Contra Costa fire chiefs manage multimillion-dollar public agencies responsible for many lives and much property. Are they worth what taxpayers pay for their salaries, insurance and retirement? A sampling from the 2011 Bay Area News Group public employee salary database shows what they earned and the value of their benefits.
San Ramon Fire Chief Richard Price topped the Contra Costa list with a salary of $260,410. His benefits were worth an additional $175,011. (To save the district money, Price "retired" this year but remains on the payroll as chief for $1 a month. He worked in another Bay Area district for most of his career, where he draws most of his pension.)
Lagging in second place, Moraga-Orinda Chief Randy Bradley earned $204,754, while his benefits cost $79,397.
By comparison, the chiefs of the two largest fire districts in neighboring Alameda County collected pay and benefits comparable to the San Ramon and Moraga-Orinda leaders. Now-retired Alameda County Fire District Chief Sheldon Gilbert was paid $230,262 plus $94,692 in benefits. Then-Oakland Fire Chief Mark Hoffmann collected $210,980 in wages, and his benefits cost an additional $70,367.

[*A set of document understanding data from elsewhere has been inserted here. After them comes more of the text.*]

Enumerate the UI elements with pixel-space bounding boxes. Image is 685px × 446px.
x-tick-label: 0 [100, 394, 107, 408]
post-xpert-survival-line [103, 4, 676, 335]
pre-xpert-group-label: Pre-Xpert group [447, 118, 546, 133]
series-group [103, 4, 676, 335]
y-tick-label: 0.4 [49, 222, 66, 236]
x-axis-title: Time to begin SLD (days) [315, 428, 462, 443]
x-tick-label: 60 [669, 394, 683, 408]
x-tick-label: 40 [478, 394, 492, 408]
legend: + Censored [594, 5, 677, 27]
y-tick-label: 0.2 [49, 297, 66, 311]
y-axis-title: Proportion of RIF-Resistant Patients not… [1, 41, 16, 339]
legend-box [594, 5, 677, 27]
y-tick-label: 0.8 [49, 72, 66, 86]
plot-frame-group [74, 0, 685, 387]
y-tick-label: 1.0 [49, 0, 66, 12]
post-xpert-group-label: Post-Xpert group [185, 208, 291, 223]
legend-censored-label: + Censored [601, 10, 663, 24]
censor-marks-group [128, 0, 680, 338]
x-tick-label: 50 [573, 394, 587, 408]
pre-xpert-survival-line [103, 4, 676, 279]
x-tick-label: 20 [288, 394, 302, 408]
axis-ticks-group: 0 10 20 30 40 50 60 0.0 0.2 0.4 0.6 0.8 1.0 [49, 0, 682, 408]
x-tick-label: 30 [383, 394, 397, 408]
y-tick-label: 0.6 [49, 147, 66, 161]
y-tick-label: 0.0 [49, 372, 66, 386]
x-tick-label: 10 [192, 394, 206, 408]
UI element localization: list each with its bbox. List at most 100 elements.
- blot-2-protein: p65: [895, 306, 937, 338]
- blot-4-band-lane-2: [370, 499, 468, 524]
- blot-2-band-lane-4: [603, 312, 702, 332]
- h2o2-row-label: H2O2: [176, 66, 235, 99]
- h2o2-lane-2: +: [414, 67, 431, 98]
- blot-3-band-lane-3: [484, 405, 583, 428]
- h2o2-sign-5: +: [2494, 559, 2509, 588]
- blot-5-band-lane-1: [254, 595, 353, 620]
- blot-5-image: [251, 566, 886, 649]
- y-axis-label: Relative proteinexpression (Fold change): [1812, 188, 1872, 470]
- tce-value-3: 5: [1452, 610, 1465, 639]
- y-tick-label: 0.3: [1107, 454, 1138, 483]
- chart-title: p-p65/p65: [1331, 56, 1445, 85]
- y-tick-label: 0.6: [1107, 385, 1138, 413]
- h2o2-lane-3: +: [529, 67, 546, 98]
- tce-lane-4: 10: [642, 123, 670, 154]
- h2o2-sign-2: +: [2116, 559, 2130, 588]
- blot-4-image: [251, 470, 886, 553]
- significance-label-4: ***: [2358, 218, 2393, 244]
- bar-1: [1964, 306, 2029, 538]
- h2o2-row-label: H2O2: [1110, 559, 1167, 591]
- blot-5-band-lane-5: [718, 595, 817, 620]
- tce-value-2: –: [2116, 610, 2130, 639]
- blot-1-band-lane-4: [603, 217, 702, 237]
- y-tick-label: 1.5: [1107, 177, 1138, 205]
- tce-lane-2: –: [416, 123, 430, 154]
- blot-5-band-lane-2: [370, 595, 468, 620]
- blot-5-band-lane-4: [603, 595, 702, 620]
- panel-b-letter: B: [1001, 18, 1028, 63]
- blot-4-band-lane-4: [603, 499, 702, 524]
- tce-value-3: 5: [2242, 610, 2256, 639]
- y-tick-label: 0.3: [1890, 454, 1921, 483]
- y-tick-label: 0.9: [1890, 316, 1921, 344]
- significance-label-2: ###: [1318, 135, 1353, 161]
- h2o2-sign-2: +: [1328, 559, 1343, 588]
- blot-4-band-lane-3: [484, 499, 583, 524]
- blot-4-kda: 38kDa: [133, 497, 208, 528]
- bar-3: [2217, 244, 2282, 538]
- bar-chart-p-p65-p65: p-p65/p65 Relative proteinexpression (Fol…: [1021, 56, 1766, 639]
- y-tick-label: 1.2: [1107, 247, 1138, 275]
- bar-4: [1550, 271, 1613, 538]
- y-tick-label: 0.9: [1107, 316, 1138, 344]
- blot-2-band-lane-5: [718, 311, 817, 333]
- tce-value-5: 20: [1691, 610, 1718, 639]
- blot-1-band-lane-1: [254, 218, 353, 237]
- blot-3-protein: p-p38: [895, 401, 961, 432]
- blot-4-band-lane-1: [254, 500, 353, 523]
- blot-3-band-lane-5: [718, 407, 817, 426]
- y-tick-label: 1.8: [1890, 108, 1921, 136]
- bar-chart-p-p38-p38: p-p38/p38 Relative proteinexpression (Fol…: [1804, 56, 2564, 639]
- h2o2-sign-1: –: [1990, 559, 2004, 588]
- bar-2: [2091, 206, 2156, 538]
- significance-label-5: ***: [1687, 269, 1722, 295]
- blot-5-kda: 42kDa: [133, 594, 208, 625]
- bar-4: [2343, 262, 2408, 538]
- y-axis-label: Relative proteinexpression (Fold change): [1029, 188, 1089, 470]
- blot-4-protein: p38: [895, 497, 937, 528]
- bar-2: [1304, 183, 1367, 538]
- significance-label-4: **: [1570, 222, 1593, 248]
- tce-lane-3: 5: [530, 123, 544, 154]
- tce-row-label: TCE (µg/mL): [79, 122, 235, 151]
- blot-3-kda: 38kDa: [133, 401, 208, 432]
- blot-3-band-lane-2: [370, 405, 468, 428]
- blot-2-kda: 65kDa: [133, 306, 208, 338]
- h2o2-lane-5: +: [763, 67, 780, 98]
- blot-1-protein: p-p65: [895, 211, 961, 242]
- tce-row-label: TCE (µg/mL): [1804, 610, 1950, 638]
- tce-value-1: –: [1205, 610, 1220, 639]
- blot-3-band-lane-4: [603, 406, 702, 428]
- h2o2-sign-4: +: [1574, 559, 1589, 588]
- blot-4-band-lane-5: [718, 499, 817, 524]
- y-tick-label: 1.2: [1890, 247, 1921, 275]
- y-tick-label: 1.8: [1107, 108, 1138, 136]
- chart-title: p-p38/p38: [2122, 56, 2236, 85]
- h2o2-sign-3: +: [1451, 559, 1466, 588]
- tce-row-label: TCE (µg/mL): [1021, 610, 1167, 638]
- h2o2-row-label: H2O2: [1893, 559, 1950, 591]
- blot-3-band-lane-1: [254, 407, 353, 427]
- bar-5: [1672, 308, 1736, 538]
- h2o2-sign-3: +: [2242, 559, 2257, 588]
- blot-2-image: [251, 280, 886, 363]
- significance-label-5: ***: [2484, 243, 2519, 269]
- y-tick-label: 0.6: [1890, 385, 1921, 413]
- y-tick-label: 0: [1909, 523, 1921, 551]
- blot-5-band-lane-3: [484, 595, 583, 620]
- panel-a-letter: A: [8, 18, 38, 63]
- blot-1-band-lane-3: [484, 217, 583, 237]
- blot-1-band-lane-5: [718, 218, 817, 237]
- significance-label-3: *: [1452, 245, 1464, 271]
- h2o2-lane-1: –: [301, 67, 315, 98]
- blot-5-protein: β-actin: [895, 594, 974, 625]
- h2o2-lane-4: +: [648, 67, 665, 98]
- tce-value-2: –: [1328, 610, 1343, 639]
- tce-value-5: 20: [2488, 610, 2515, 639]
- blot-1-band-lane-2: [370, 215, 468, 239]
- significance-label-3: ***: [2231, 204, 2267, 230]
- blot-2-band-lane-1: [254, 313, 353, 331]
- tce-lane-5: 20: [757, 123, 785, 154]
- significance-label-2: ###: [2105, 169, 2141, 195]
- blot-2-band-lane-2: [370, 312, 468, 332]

Rounding out the middle of the Contra Costa pack were El Cerrito Fire Chief Lance Maples with a salary of $162,838 plus $92,132 in benefits; East Contra Costa Fire District Chief Hugh Henderson, with $138,232 in wages and $114,340 in benefits; and Contra Costa Fire District Chief Daryl Louder with $184,260 in wages plus $62,897 in benefits. Richmond Fire Chief Michael Banks was last at $185,325 in salary. His benefits cost $56,043.